Passengers face looming price hikes during the holiday season due to the financial burden of postponed EU border security checks, a senior official from Eurotunnel has cautioned.
Travelers have been warned to expect delays at key ports and international stations, including Dover, Eurotunnel, and St Pancras, as a result of increased waiting times for registration under the new Entry/Exit System (EES) before departing the UK.
The EES, which will require British travelers to undergo new fingerprint checks at UK borders, faced a second postponement last week after EU member states revealed the technology needed for implementation was not yet ready.
Authorities in Kent had already sounded the alarm, highlighting that handheld tablets necessary for processing biometric data at Dover had not been delivered or tested ahead of the originally planned 10 November launch.

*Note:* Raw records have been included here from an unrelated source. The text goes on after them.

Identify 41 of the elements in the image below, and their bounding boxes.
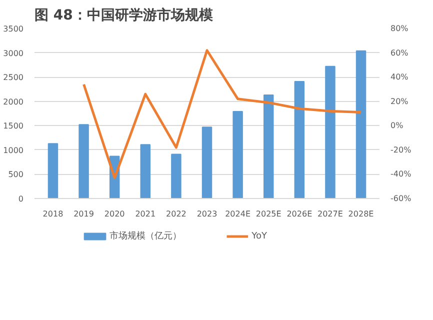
y-tick-label: 2000: [3, 97, 24, 106]
y2-tick-label: 40%: [390, 72, 409, 82]
y2-tick-label: -20%: [390, 145, 412, 154]
legend-label: YoY: [250, 232, 268, 242]
y-tick-label: 2500: [3, 73, 24, 82]
y-tick-label: 500: [8, 170, 24, 180]
x-tick-label: 2020: [104, 210, 125, 218]
bar: [294, 80, 305, 198]
y-tick-label: 3000: [3, 48, 24, 58]
bar: [140, 144, 151, 198]
x-tick-label: 2022: [166, 210, 186, 218]
x-tick-label: 2028E: [348, 210, 374, 218]
x-tick-label: 2025E: [256, 210, 282, 218]
bar: [263, 94, 274, 198]
chart-title: 图 48：中国研学游市场规模: [34, 6, 214, 24]
x-tick-label: 2026E: [286, 210, 312, 218]
line-series: [82, 49, 362, 180]
bar: [78, 124, 89, 198]
bar: [356, 50, 366, 198]
y2-tick-label: -60%: [390, 194, 412, 203]
y-tick-label: 1500: [3, 122, 24, 131]
bar: [202, 126, 212, 198]
y2-tick-label: 60%: [390, 48, 409, 58]
x-tick-label: 2019: [74, 210, 94, 218]
x-tick-label: 2024E: [225, 210, 251, 218]
y2-tick-label: 20%: [390, 96, 409, 106]
bar: [171, 154, 182, 198]
y-tick-label: 0: [18, 194, 24, 204]
y2-tick-label: -40%: [390, 170, 412, 179]
bar: [325, 66, 336, 198]
x-tick-label: 2018: [42, 210, 64, 218]
x-tick-label: 2021: [135, 210, 156, 218]
bar: [48, 143, 58, 198]
y-tick-label: 3500: [3, 24, 24, 34]
y2-tick-label: 80%: [390, 24, 409, 33]
bar: [232, 111, 243, 198]
x-tick-label: 2023: [196, 210, 218, 218]
y2-tick-label: 0%: [390, 121, 404, 130]
legend-label: 市场规模（亿元）: [109, 230, 182, 242]
y-tick-label: 1000: [3, 146, 24, 155]
x-tick-label: 2027E: [318, 210, 343, 218]
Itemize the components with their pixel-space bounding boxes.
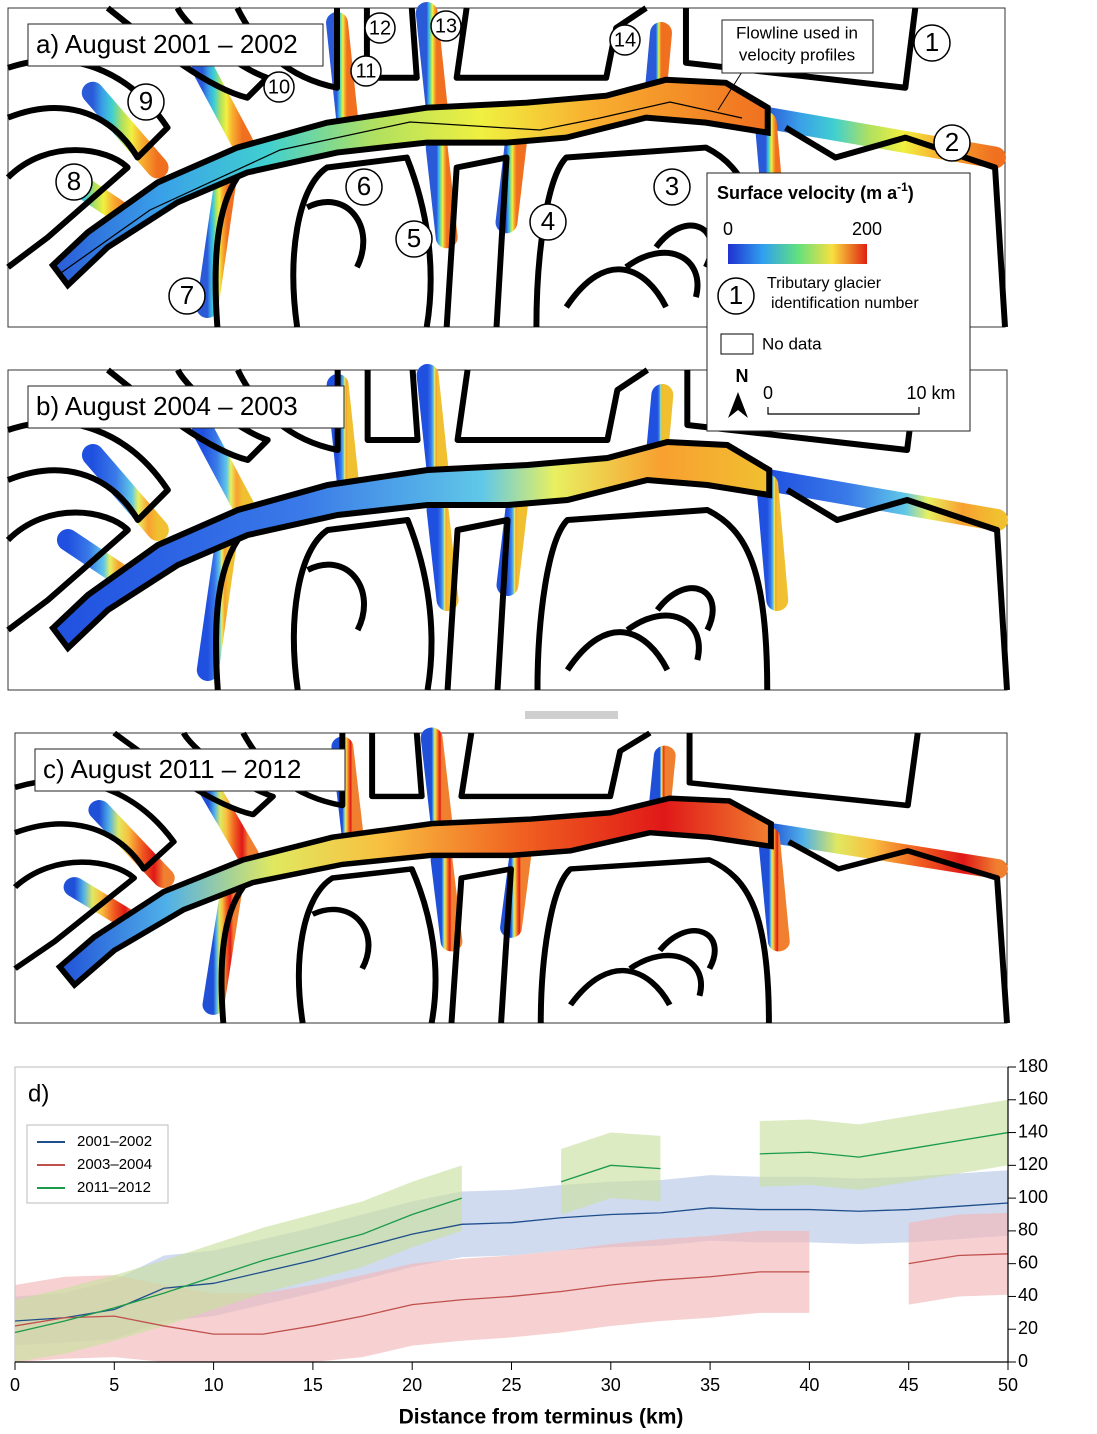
x-tick-label: 45 (899, 1375, 919, 1395)
flowline-note: Flowline used in (736, 23, 858, 42)
smudge (525, 711, 618, 719)
tributary-number: 1 (925, 27, 939, 57)
y-tick-label: 20 (1018, 1318, 1038, 1338)
x-tick-label: 0 (10, 1375, 20, 1395)
x-tick-label: 15 (303, 1375, 323, 1395)
y-tick-label: 60 (1018, 1252, 1038, 1272)
x-tick-label: 35 (700, 1375, 720, 1395)
y-tick-label: 180 (1018, 1056, 1048, 1076)
tributary-ice (767, 485, 777, 600)
y-tick-label: 100 (1018, 1187, 1048, 1207)
x-tick-label: 40 (799, 1375, 819, 1395)
tributary-legend-text: identification number (771, 295, 919, 312)
map-panel: c) August 2011 – 2012 (15, 733, 1007, 1023)
tributary-ice (432, 738, 442, 824)
tributary-symbol-number: 1 (729, 280, 743, 310)
scale-end: 10 km (906, 383, 955, 403)
map-legend: Surface velocity (m a-1) 0 200 1 Tributary g… (707, 173, 970, 431)
tributary-number: 3 (665, 171, 679, 201)
tributary-number: 11 (356, 60, 377, 82)
legend-title-part: Surface velocity (m a (717, 183, 898, 203)
x-tick-label: 5 (109, 1375, 119, 1395)
north-label: N (736, 366, 749, 386)
panel-title: c) August 2011 – 2012 (43, 754, 301, 784)
legend-label: 2001–2002 (77, 1133, 152, 1150)
maps: a) August 2001 – 2002 b) August 2004 – 20… (8, 8, 1007, 1023)
legend-title: Surface velocity (m a-1) (717, 180, 914, 203)
x-axis-label: Distance from terminus (km) (399, 1406, 684, 1429)
x-tick-label: 50 (998, 1375, 1018, 1395)
tributary-number: 12 (369, 17, 391, 39)
chart-title: d) (28, 1080, 49, 1107)
tributary-legend-text: Tributary glacier (767, 275, 882, 292)
y-tick-label: 160 (1018, 1089, 1048, 1109)
no-data-label: No data (762, 334, 822, 353)
x-tick-label: 25 (501, 1375, 521, 1395)
x-tick-label: 10 (204, 1375, 224, 1395)
legend: 2001–2002 2003–2004 2011–2012 (27, 1125, 168, 1203)
legend-label: 2003–2004 (77, 1156, 152, 1173)
colorbar-min: 0 (723, 219, 733, 239)
panel-title: b) August 2004 – 2003 (36, 391, 298, 421)
tributary-number: 4 (541, 206, 555, 236)
colorbar (728, 244, 867, 264)
scale-start: 0 (763, 383, 773, 403)
tributary-ice (769, 837, 779, 941)
tributary-ice (438, 510, 448, 600)
figure: a) August 2001 – 2002 b) August 2004 – 20… (0, 0, 1097, 1434)
legend-label: 2011–2012 (77, 1179, 151, 1196)
tributary-number: 5 (407, 223, 421, 253)
y-tick-label: 40 (1018, 1285, 1038, 1305)
tributary-number: 6 (357, 171, 371, 201)
x-tick-label: 20 (402, 1375, 422, 1395)
y-tick-label: 80 (1018, 1220, 1038, 1240)
x-tick-label: 30 (601, 1375, 621, 1395)
tributary-ice (428, 375, 438, 470)
tributary-number: 10 (268, 76, 290, 98)
y-tick-label: 140 (1018, 1121, 1048, 1141)
tributary-number: 2 (945, 127, 959, 157)
y-tick-label: 120 (1018, 1154, 1048, 1174)
panel-title: a) August 2001 – 2002 (36, 29, 298, 59)
tributary-ice (442, 860, 452, 942)
tributary-number: 8 (67, 166, 81, 196)
no-data-swatch (721, 334, 753, 354)
colorbar-max: 200 (852, 219, 882, 239)
tributary-number: 13 (435, 15, 457, 37)
tributary-ice (437, 148, 447, 238)
legend-title-part: -1 (897, 180, 908, 194)
tributary-number: 9 (139, 86, 153, 116)
tributary-number: 14 (614, 29, 636, 51)
flowline-note: velocity profiles (739, 45, 855, 64)
legend-title-part: ) (908, 183, 914, 203)
tributary-number: 7 (180, 280, 194, 310)
y-tick-label: 0 (1018, 1351, 1028, 1371)
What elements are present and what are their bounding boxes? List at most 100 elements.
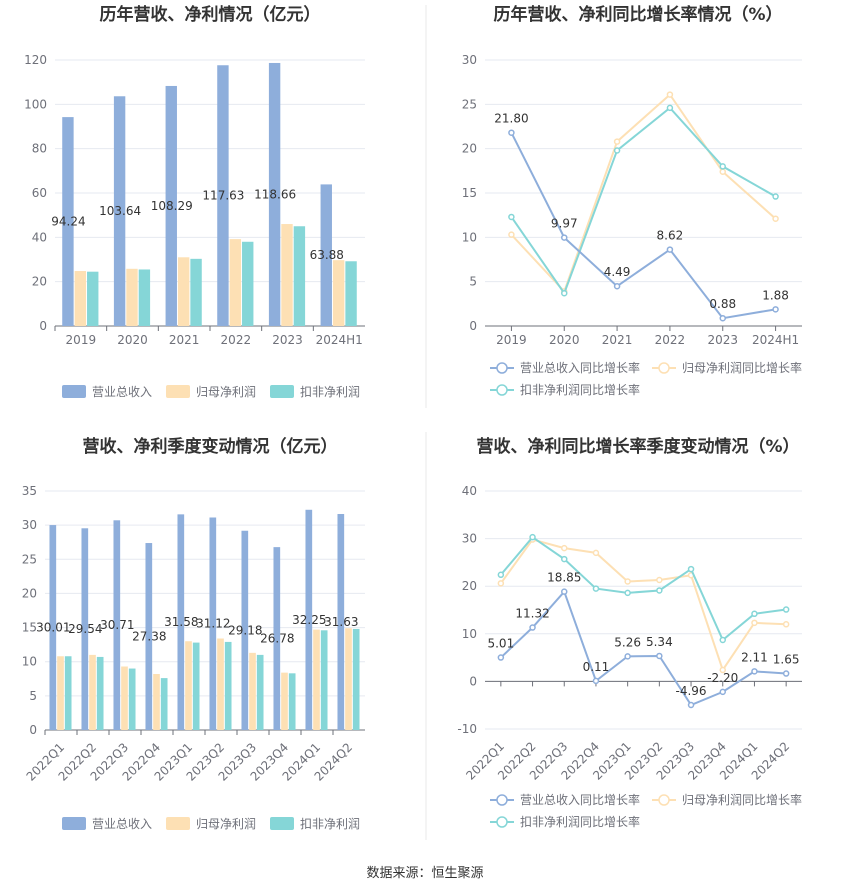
bar-1 xyxy=(81,528,89,730)
y-tick-label: 30 xyxy=(462,53,477,67)
y-tick-label: 0 xyxy=(29,723,37,737)
data-label: 27.38 xyxy=(132,630,166,644)
bar-1 xyxy=(49,525,57,730)
x-tick-label: 2020 xyxy=(549,333,580,347)
bar-1 xyxy=(165,85,177,326)
series-point-3 xyxy=(561,289,568,297)
legend-marker xyxy=(658,362,670,374)
y-tick-label: 15 xyxy=(22,621,37,635)
legend-swatch xyxy=(62,385,86,398)
data-label: -2.20 xyxy=(707,671,738,685)
y-tick-label: 120 xyxy=(24,53,47,67)
legend-swatch xyxy=(166,385,190,398)
legend-label: 营业总收入 xyxy=(92,385,152,399)
series-point-3 xyxy=(782,606,790,613)
bar-1 xyxy=(241,530,249,730)
data-label: 11.32 xyxy=(515,607,549,621)
bar-3 xyxy=(64,656,72,730)
series-point-1 xyxy=(592,677,600,685)
y-tick-label: 40 xyxy=(32,230,47,244)
data-label: 94.24 xyxy=(51,215,85,229)
bar-1 xyxy=(320,184,332,326)
bar-3 xyxy=(192,642,200,730)
y-tick-label: 35 xyxy=(22,484,37,498)
legend-marker xyxy=(496,794,508,806)
y-tick-label: 5 xyxy=(29,689,37,703)
series-point-1 xyxy=(624,653,631,660)
bar-1 xyxy=(268,62,281,326)
data-label: 0.11 xyxy=(583,660,610,674)
bar-3 xyxy=(128,668,136,730)
series-point-1 xyxy=(613,282,621,290)
data-label: 0.88 xyxy=(709,297,736,311)
legend-label: 归母净利润同比增长率 xyxy=(682,792,802,807)
y-tick-label: 10 xyxy=(462,230,477,244)
bar-2 xyxy=(177,257,190,326)
series-point-3 xyxy=(592,585,600,592)
legend-marker xyxy=(496,384,508,396)
bar-2 xyxy=(185,641,192,730)
x-tick-label: 2021 xyxy=(169,333,200,347)
chart-1: 历年营收、净利情况（亿元） 0 20 40 60 80 100 120 2019 2020 2021… xyxy=(24,4,365,399)
series-point-3 xyxy=(656,587,663,594)
bar-2 xyxy=(281,224,293,326)
y-tick-label: 30 xyxy=(22,518,37,532)
bar-2 xyxy=(217,638,224,730)
y-tick-label: 30 xyxy=(462,532,477,546)
bar-1 xyxy=(209,517,217,730)
y-tick-label: 5 xyxy=(469,275,477,289)
data-label: 31.12 xyxy=(196,617,230,631)
series-point-2 xyxy=(613,138,621,145)
bar-2 xyxy=(229,239,242,326)
legend-marker xyxy=(496,816,508,828)
bar-2 xyxy=(57,656,64,730)
chart-4: 营收、净利同比增长率季度变动情况（%）-100102030402022Q1202… xyxy=(457,436,802,829)
series-point-1 xyxy=(772,306,779,313)
bar-3 xyxy=(293,226,306,326)
legend-label: 扣非净利润同比增长率 xyxy=(520,814,640,829)
data-label: 9.97 xyxy=(551,217,578,231)
series-point-3 xyxy=(497,571,505,579)
data-label: 26.78 xyxy=(260,632,294,646)
chart-3: 营收、净利季度变动情况（亿元）051015202530352022Q12022Q… xyxy=(22,436,365,831)
data-label: 2.11 xyxy=(741,650,768,664)
x-tick-label: 2021 xyxy=(602,333,633,347)
chart-title: 历年营收、净利同比增长率情况（%） xyxy=(493,4,782,25)
series-point-2 xyxy=(592,549,600,557)
chart-2: 历年营收、净利同比增长率情况（%） 0 5 10 15 20 25 30 2019 2020 202… xyxy=(462,4,802,397)
data-label: 8.62 xyxy=(657,229,684,243)
series-point-3 xyxy=(719,636,726,644)
data-label: 1.88 xyxy=(762,288,789,302)
legend-label: 归母净利润 xyxy=(196,817,256,831)
legend-label: 扣非净利润 xyxy=(300,385,360,399)
y-tick-label: 0 xyxy=(469,319,477,333)
bar-1 xyxy=(62,117,74,326)
legend-swatch xyxy=(62,817,86,830)
bar-2 xyxy=(121,666,128,730)
y-tick-label: 60 xyxy=(32,186,47,200)
series-point-2 xyxy=(719,666,726,674)
legend-swatch xyxy=(166,817,190,830)
y-tick-label: 25 xyxy=(22,552,37,566)
series-point-1 xyxy=(561,588,568,595)
data-label: 31.58 xyxy=(164,615,198,629)
series-point-2 xyxy=(751,619,758,627)
bar-3 xyxy=(352,628,360,730)
bar-3 xyxy=(256,654,264,730)
series-point-2 xyxy=(497,580,505,587)
series-point-3 xyxy=(666,104,674,112)
y-tick-label: 80 xyxy=(32,142,47,156)
legend-swatch xyxy=(270,385,294,398)
data-label: 108.29 xyxy=(151,199,193,213)
y-tick-label: 0 xyxy=(469,674,477,688)
y-tick-label: 25 xyxy=(462,97,477,111)
bar-3 xyxy=(96,656,104,730)
bar-1 xyxy=(337,514,345,730)
y-tick-label: 0 xyxy=(39,319,47,333)
series-point-3 xyxy=(561,555,568,563)
bar-1 xyxy=(273,547,281,730)
y-tick-label: 20 xyxy=(462,579,477,593)
legend-swatch xyxy=(270,817,294,830)
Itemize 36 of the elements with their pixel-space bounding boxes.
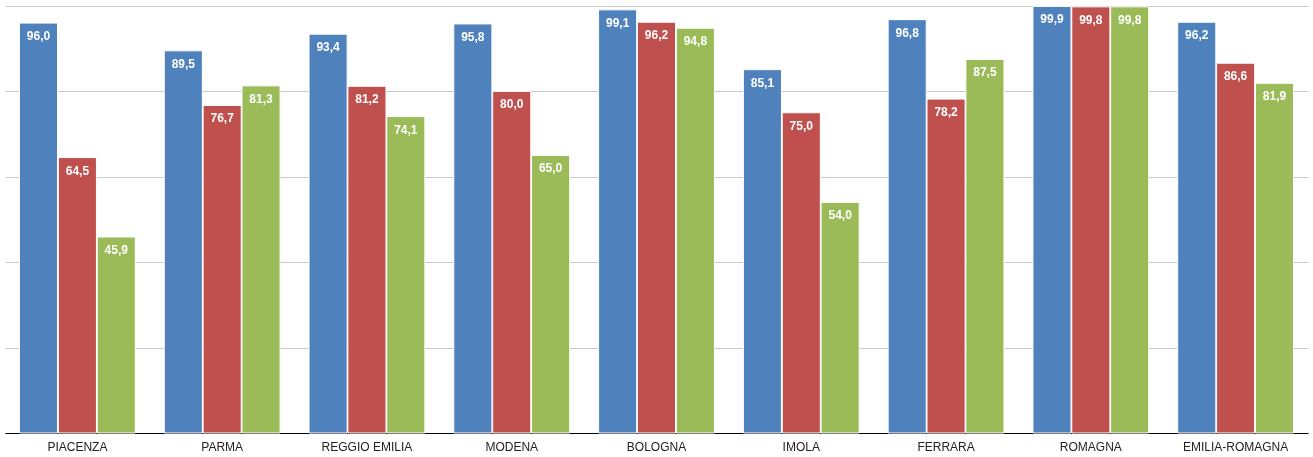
x-tick-label: MODENA xyxy=(485,439,539,454)
data-label: 87,5 xyxy=(973,65,997,80)
data-label: 75,0 xyxy=(789,118,814,133)
x-tick-label: EMILIA-ROMAGNA xyxy=(1182,439,1289,454)
x-tick-label: BOLOGNA xyxy=(626,439,687,454)
data-label: 81,3 xyxy=(249,91,274,106)
data-label: 93,4 xyxy=(316,40,341,55)
data-label: 99,8 xyxy=(1118,12,1142,27)
data-label: 81,9 xyxy=(1262,89,1287,104)
data-label: 89,5 xyxy=(171,56,196,71)
data-label: 65,0 xyxy=(538,161,563,176)
data-label: 85,1 xyxy=(750,75,775,90)
data-label: 54,0 xyxy=(828,208,853,223)
x-tick-label: REGGIO EMILIA xyxy=(321,439,413,454)
x-tick-label: ROMAGNA xyxy=(1059,439,1122,454)
data-label: 96,0 xyxy=(26,29,51,44)
data-label: 99,9 xyxy=(1040,12,1064,27)
data-label: 78,2 xyxy=(934,105,959,120)
data-label: 80,0 xyxy=(500,97,524,112)
data-label: 96,8 xyxy=(895,25,920,40)
data-label: 64,5 xyxy=(65,163,90,178)
x-tick-label: PARMA xyxy=(201,439,244,454)
data-label: 99,8 xyxy=(1079,12,1103,27)
x-tick-label: PIACENZA xyxy=(47,439,108,454)
data-label: 74,1 xyxy=(394,122,418,137)
data-label: 96,2 xyxy=(1185,28,1209,43)
data-label: 81,2 xyxy=(355,92,379,107)
data-label: 86,6 xyxy=(1223,69,1248,84)
x-tick-label: IMOLA xyxy=(782,439,820,454)
data-label: 94,8 xyxy=(683,34,708,49)
data-label: 99,1 xyxy=(605,15,630,30)
data-label: 96,2 xyxy=(644,28,669,43)
data-label: 76,7 xyxy=(210,111,235,126)
x-tick-label: FERRARA xyxy=(917,439,975,454)
data-label: 45,9 xyxy=(104,243,129,258)
data-label: 95,8 xyxy=(461,29,485,44)
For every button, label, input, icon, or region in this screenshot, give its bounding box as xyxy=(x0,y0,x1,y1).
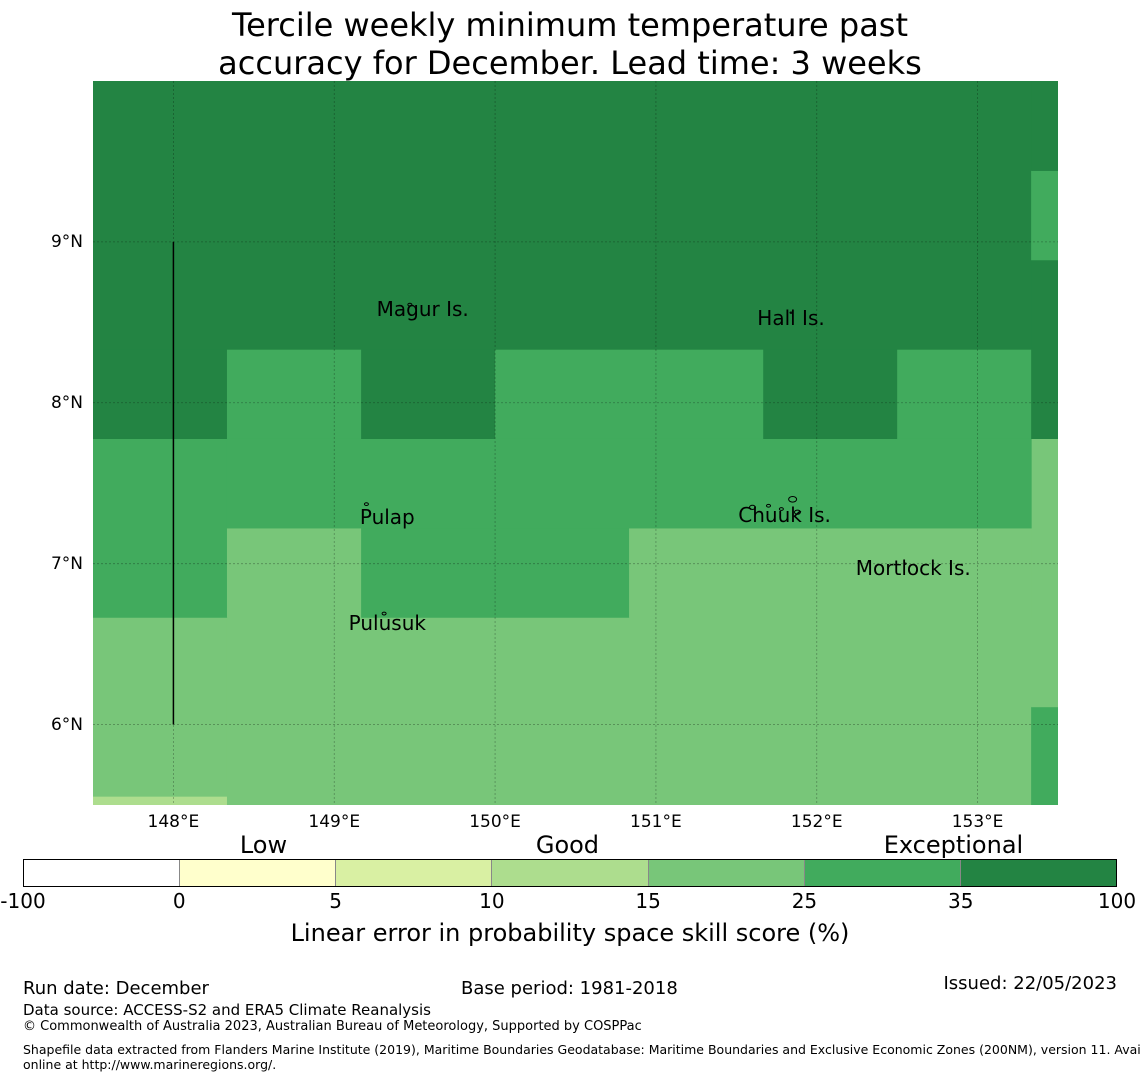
grid-cell xyxy=(897,349,1032,439)
copyright: © Commonwealth of Australia 2023, Austra… xyxy=(23,1019,642,1034)
colorbar-tick-label: 25 xyxy=(791,889,818,913)
island-outline xyxy=(407,302,413,307)
base-period: Base period: 1981-2018 xyxy=(461,978,678,999)
longitude-tick-label: 152°E xyxy=(790,812,843,832)
grid-cell xyxy=(93,796,228,805)
colorbar-segment xyxy=(492,860,649,886)
place-label: Magur Is. xyxy=(376,297,469,322)
colorbar-tick-label: 100 xyxy=(1097,889,1137,913)
island-outline xyxy=(748,504,756,510)
colorbar-tick-label: 15 xyxy=(635,889,661,913)
grid-cell xyxy=(763,349,898,439)
shapefile-credit-line-2: online at http://www.marineregions.org/. xyxy=(23,1057,277,1072)
colorbar-segment xyxy=(960,860,1116,886)
place-label: Hall Is. xyxy=(757,305,825,330)
grid-cell xyxy=(1031,706,1058,805)
island-outline xyxy=(903,562,907,565)
legend-category-label: Exceptional xyxy=(883,831,1024,859)
place-label: Pulap xyxy=(359,505,415,529)
grid-cell xyxy=(226,438,1032,529)
grid-cell xyxy=(495,349,764,439)
chart-title: Tercile weekly minimum temperature past … xyxy=(0,6,1140,82)
island-outline xyxy=(788,496,798,503)
chart-title-line-1: Tercile weekly minimum temperature past xyxy=(231,6,909,44)
legend-category-label: Good xyxy=(535,831,600,859)
island-outline xyxy=(789,311,793,314)
longitude-tick-label: 153°E xyxy=(951,812,1004,832)
place-label: Mortlock Is. xyxy=(855,556,971,581)
shapefile-credit-line-1: Shapefile data extracted from Flanders M… xyxy=(23,1042,1140,1057)
colorbar-label: Linear error in probability space skill … xyxy=(290,919,850,947)
run-date: Run date: December xyxy=(23,978,209,999)
place-label: Chuuk Is. xyxy=(738,503,831,528)
grid-cell xyxy=(1031,81,1058,171)
colorbar-segment xyxy=(336,860,493,886)
latitude-tick-label: 7°N xyxy=(50,553,83,574)
grid-cell xyxy=(361,527,630,618)
grid-cell xyxy=(226,349,362,439)
latitude-tick-label: 9°N xyxy=(50,231,83,252)
colorbar-tick-label: 10 xyxy=(479,889,505,913)
grid-cell xyxy=(361,349,496,439)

John Keefe, head of corporate and public affairs at GetLink, the company that owns Eurotunnel, informed a parliamentary committee that millions of pounds spent preparing its terminals for EES would “inevitably” be passed on to passengers.
The post-Brexit EES is set to replace manual passport stamping and will require non-EU nationals, including British travelers, to provide facial scans and fingerprints when crossing into the Schengen zone, which includes most EU countries.
However, Germany’s interior ministry expressed concerns about the “stability and functionality” of the system, which is to be implemented by EU-Lisa, the agency responsible for rolling out the new checks. Brussels has now suggested a phased introduction of the scheme after the latest delay.
While EES checks will be enforced at airports, ports, and train stations nationwide, there is growing concern over the anticipated impact at already-congested Dover. Traffic delays of up to 14 hours have been predicted due to the longer processing times expected for travelers.
In a further complication, Immigration Minister Seema Malhotra, in a letter to the Justice and Home Affairs Committee, confirmed that the European Travel Information and Authorisation System (Etias) visa waiver for UK citizens is also likely to face delays.
Cross-Channel operators and local authorities expressed their frustrations to the parliamentary committee, admitting they still have no clarity on when the EES will finally be implemented.
Mr. Keefe revealed that his company had invested €80 million (£67 million) to develop the necessary infrastructure, recruit staff, and install new technology to prepare for the EES launch.
“We’ve spent €80 million on technology development, infrastructure construction, AI modeling, and the installation of specially-built kiosks for the vehicle environment,” Mr. Keefe told the committee.
“All of this now has to be put into hibernation,” he explained. “That’s a cost we will have to absorb, but inevitably, it will be passed on to the consumer.”
Mr. Keefe further emphasized that the delay in launching EES, regardless of its timeline, has already incurred significant costs, with the €80 million expenditure remaining a burden on both the company and travelers.